Com praticamente dois anos de atraso, mas redimido graças à brilhante sugestão de uma amiga professora da rede pública de ensino do DF, assisti ao filme O silêncio dos homens. O documentário, dirigido por Guilherme Valadares e lançado no fim de agosto de 2019, traz importantes reflexões sobre a cultura masculina na sociedade brasileira e golpeia a audiência com marretadas capazes de abalar muros erguidos durante séculos de ignorância e truculência. São daquelas obras que merecem atenção por longo tempo, pois o nobre objetivo a que se propõe ainda parece longínquo.
Com 1,4 milhão de visualizações até o momento (76 mil curtidas e 2,6 mil avaliações negativas), as questões abordadas pelo filme perscrutam com profundidade um elemento marcante e decisivo para a organização social, no Brasil e em boa parte do mundo.
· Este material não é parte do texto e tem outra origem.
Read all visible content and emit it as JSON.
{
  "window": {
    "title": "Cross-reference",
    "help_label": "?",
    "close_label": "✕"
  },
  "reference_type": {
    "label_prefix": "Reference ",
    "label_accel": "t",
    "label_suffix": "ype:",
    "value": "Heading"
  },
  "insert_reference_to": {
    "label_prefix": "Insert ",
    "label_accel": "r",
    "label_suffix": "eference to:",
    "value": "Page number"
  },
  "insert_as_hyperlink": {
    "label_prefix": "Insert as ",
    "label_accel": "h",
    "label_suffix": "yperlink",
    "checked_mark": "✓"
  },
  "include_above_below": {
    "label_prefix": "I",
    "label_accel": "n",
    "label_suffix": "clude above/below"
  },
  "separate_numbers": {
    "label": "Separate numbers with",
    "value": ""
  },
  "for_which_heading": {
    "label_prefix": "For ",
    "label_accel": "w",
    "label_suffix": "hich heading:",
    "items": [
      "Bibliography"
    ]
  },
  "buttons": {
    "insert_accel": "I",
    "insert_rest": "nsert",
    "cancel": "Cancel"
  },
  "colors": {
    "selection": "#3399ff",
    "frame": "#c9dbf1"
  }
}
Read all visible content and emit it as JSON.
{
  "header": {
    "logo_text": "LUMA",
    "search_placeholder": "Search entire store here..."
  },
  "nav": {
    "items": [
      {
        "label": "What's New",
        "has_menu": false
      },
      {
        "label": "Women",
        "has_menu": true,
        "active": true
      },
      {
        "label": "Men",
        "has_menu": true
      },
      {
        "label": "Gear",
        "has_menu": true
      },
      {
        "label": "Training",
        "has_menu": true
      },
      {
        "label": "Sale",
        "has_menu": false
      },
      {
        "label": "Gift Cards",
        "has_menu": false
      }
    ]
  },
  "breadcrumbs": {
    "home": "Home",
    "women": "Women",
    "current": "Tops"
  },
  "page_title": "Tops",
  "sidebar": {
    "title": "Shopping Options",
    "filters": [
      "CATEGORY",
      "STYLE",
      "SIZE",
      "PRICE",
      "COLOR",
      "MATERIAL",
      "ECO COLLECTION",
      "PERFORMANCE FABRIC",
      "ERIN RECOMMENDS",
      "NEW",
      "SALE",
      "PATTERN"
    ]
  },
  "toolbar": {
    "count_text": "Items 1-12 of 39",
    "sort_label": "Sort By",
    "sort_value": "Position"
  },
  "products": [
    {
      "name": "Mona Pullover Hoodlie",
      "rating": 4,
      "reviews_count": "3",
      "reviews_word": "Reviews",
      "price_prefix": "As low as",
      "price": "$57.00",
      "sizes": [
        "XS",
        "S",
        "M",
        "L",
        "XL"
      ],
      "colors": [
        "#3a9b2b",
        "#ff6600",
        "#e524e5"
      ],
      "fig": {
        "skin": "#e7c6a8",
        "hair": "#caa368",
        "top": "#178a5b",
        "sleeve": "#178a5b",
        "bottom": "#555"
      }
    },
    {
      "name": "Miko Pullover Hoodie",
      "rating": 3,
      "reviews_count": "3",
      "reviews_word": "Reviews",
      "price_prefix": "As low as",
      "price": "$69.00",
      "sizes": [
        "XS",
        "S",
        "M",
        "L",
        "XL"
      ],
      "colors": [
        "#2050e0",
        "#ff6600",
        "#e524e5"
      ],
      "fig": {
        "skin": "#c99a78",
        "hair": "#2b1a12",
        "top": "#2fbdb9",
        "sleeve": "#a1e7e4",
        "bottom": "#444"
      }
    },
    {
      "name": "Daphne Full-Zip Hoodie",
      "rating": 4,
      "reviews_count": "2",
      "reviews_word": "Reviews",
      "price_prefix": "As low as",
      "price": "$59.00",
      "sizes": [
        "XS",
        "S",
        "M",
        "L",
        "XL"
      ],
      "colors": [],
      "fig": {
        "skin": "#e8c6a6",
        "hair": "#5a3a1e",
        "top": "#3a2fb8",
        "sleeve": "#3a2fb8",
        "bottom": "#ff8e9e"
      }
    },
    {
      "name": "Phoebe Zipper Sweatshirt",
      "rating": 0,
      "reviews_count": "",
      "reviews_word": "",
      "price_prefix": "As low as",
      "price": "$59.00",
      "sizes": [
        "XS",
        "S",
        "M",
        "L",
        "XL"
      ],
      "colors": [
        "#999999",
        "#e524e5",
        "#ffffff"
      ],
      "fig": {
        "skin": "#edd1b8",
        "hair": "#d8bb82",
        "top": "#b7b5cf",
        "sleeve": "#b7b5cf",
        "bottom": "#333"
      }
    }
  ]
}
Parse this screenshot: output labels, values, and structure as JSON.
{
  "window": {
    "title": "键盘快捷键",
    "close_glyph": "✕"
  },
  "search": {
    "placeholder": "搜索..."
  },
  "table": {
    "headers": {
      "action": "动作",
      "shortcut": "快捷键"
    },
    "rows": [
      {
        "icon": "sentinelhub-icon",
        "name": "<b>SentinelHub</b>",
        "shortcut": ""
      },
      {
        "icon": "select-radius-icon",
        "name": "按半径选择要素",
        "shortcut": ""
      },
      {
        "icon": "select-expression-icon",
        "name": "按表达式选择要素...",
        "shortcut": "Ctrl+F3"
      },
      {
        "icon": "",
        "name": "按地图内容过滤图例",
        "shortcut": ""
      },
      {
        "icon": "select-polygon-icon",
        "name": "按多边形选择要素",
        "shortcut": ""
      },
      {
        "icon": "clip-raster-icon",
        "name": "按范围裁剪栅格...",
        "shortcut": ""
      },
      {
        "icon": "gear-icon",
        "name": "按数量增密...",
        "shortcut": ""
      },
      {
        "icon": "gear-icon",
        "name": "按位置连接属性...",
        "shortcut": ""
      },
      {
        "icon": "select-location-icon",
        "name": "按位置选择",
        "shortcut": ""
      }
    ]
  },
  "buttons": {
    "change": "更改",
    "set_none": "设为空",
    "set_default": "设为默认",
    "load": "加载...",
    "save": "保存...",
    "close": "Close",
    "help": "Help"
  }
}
As relações que se iniciam entre pais e filhos, atravessam a formação de novas famílias, descambam em violência doméstica e geram uma quase infinita série de traumas nos mais diversos aspectos da vida são as premissas do argumento desenvolvido pelo roteiro. Logo de início, recebemos o convite para meditar sobre o significado do papel de pai (e marido), enquanto ouvimos depoimentos perturbadores, mas, ao mesmo tempo, tão íntimos.
A revelação do documentário, talvez, resida em demonstrar o quanto o algoz é também massacrado pelos próprios tormentos que provoca, pois o suposto poder exercido à base de violência e ignobilidade esconde personalidades frágeis, carentes e adoecidas. Como se diz por aí, é preciso “estar com a terapia em dia”. A obra justamente contribui para a cura de arraigadas estruturas disfuncionais, não apenas expondo as mazelas de uma existência masculina distorcida, mas apontando para possíveis processos terapêuticos que nos livrem da perpetuação de dores históricas.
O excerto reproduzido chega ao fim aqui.